Today women make up 75 percent of the global healthcare workforce, yet too often their work is unrecognized, GE Healthcare executives state in releasing the company’s documentary, "Heroines of Health," which is produced by GE Healthcare and filmed by Lisa Russell.
The film highlights three of many untold stories about women working in healthcare around the world.
Mercy Owuor, is the first of the three women featured in the documentary. She lives in Lwala, Kenya and serves as the Community Programs Director at Lwala Community Alliance, a community-led program that aims to drastically reduce maternal and child deaths across a population of a million, people.
A typical day may include tackling issues such as unplanned pregnancies, mother-to-child transmission of HIV, poor prenatal care, unskilled deliveries, poor clinical practices, lack of emergency transport, and delayed treatment of childhood illnesses.
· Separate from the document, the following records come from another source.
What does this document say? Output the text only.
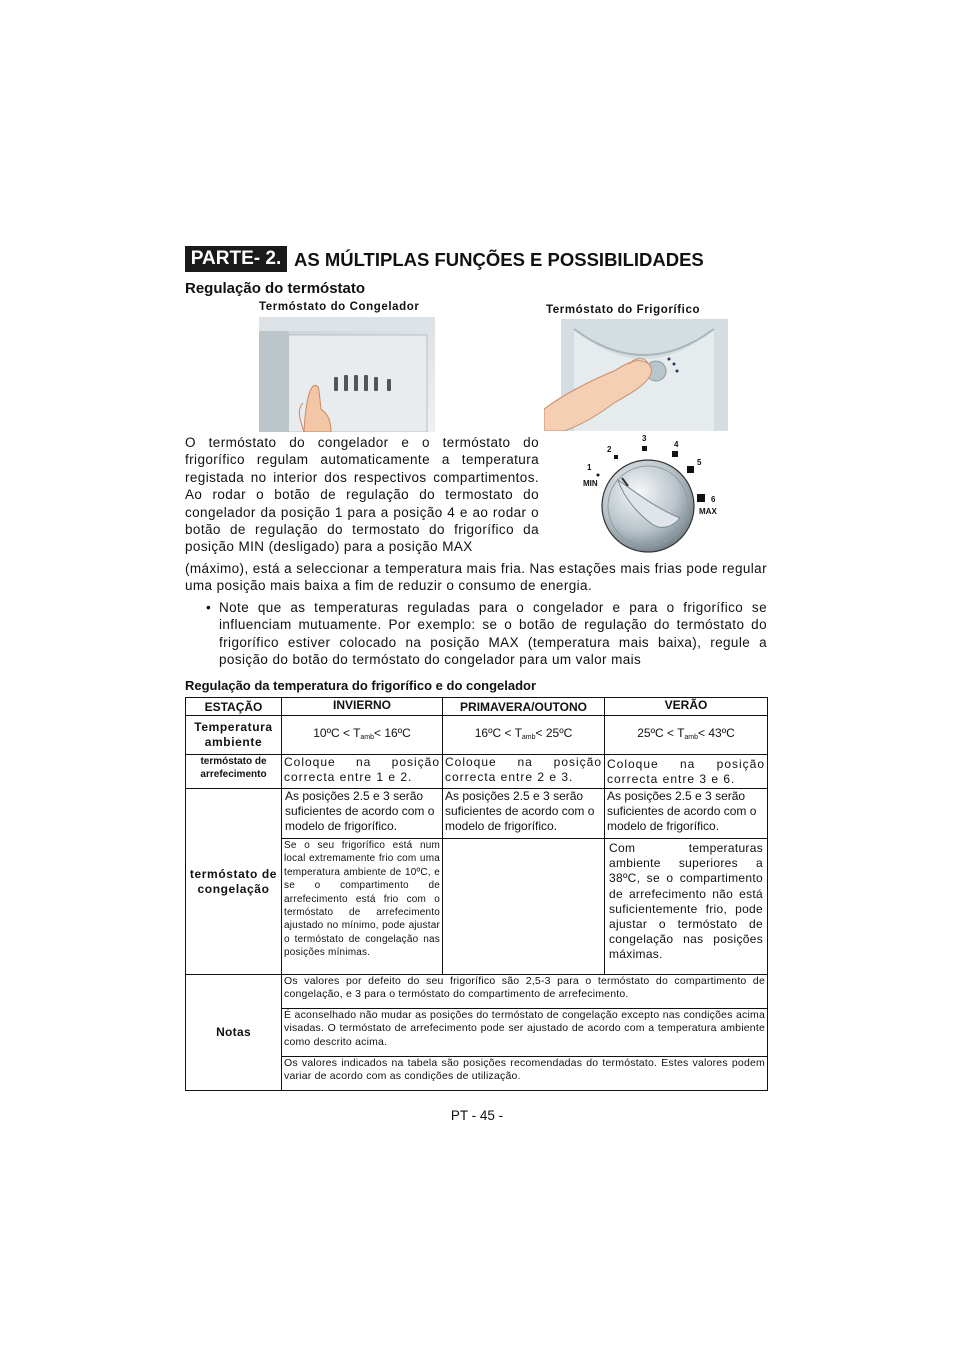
PARTE- 2. AS MÚLTIPLAS FUNÇÕES E POSSIBILIDADES
Regulação do termóstato
Termóstato do Congelador	Termóstato do Frigorífico
O termóstato do congelador e o termóstato do frigorífico regulam automaticamente a temperatura registada no interior dos respectivos compartimentos. Ao rodar o botão de regulação do termostato do congelador da posição 1 para a posição 4 e ao rodar o botão de regulação do termostato do frigorífico da posição MIN (desligado) para a posição MAX
1
2
3
4
5
6
MIN
MAX
(máximo), está a seleccionar a temperatura mais fria. Nas estações mais frias pode regular uma posição mais baixa a fim de reduzir o consumo de energia.
• Note que as temperaturas reguladas para o congelador e para o frigorífico se influenciam mutuamente. Por exemplo: se o botão de regulação do termóstato do frigorífico estiver colocado na posição MAX (temperatura mais baixa), regule a posição do botão do termóstato do congelador para um valor mais
Regulação da temperatura do frigorífico e do congelador
ESTAÇÃO	INVIERNO	PRIMAVERA/OUTONO	VERÃO
Temperatura ambiente	10ºC < $T_{amb}<$ 16ºC	16ºC < $T_{amb}<$ 25ºC	25ºC < $T_{amb}<$ 43ºC
termóstato de arrefecimento	Coloque na posição correcta entre 1 e 2.	Coloque na posição correcta entre 2 e 3.	Coloque na posição correcta entre 3 e 6.
termóstato de congelação	As posições 2.5 e 3 serão suficientes de acordo com o modelo de frigorífico.	As posições 2.5 e 3 serão suficientes de acordo com o modelo de frigorífico.	As posições 2.5 e 3 serão suficientes de acordo com o modelo de frigorífico.
	Se o seu frigorífico está num local extremamente frio com uma temperatura ambiente de 10ºC, e se o compartimento de arrefecimento está frio com o termóstato de arrefecimento ajustado no mínimo, pode ajustar o termóstato de congelação nas posições mínimas.		Com temperaturas ambiente superiores a 38ºC, se o compartimento de arrefecimento não está suficientemente frio, pode ajustar o termóstato de congelação nas posições máximas.
Notas	Os valores por defeito do seu frigorífico são 2,5-3 para o termóstato do compartimento de congelação, e 3 para o termóstato do compartimento de arrefecimento.		
	É aconselhado não mudar as posições do termóstato de congelação excepto nas condições acima visadas. O termóstato de arrefecimento pode ser ajustado de acordo com a temperatura ambiente como descrito acima.		
	Os valores indicados na tabela são posições recomendadas do termóstato. Estes valores podem variar de acordo com as condições de utilização.		
PT - 45 -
Her goal is for every child in the community to see his or her fifth birthday. Prior to beginning the community outreach, the reality was that too many children didn’t survive this most critical time. Now that is changing.
Today, as shown in Lwala’s Decade of Impact Report, Lwala Community Alliance has reduced mortality for children under 5 years old to less than half of the regional average. In just 10 years, Lwala Community Hospital has reached nearly 50,000 patient visits a year, Community Health Workers are tacking and treating 10,000 people, and a robust education program is reaching 13 schools.
Dr. Sharmila Anand works in Thirukalukundram, a village two hours away from the nearest city in the south of India.
Anand was 23-years old and in the middle of pursuing her medical degree when her daughter was born. The expectation was that she would stay at home from work to care for her new baby. Initially, she conceded but, coming from a family of doctors, the medical field still called to her, so she applied for a healthcare management course at a top institution in India. She pursued an internship at a hospital and earned her MBA in the U.S.
“My daughter was three years old and I was a student working five jobs,” says Anand, “She actually watched me graduate through webinar when she was four. When I got on the phone after, she told me: Mom, I want to be like you. That made it all OK.”
Today, Anand is back India, where she founded SEHPL, a social enterprise focused on developing the next generation of healthcare professionals. It is estimated that India requires nearly 6.5 million health professionals but currently has fewer than 300,000.
Mrs. Rohani: Rohani is a volunteer midwife’s assistant from a mountain village in South Sulawesi, Indonesia. She wakes up at 4 a.m. daily to join her family in a morning prayer before walking expectant mothers to the nearest community health center, more than an hour walk by foot.
GE Healthcare perspective
“For the past six years, I’ve lived in India and spent time in communities here and across Southeast Asia and Africa, leading GE Healthcare’s emerging markets business. I have been deeply inspired by the passion and resiliency of the women I've met who, unofficially and despite great challenges, are on the front lines improving the health of their communities,” Terri Bresenham, president and CEO, Sustainable Healthcare Solutions, GE Healthcare, said in a statement. “The heroines in this documentary are three such women. We hope the film inspires recognition and opportunity for many more.”
GE Healthcare established Sustainable Healthcare Solutions in 2015. The business partners with governments and non-governmental organizations to strengthen healthcare systems and improve the affordability and accessibility to quality healthcare in India, Africa and Southeast Asia.
These regions also offer insight into the critical role women play in this effort, and that, when given the opportunity to lead in both community health and policy development, women have the ability to improve the health of millions of people.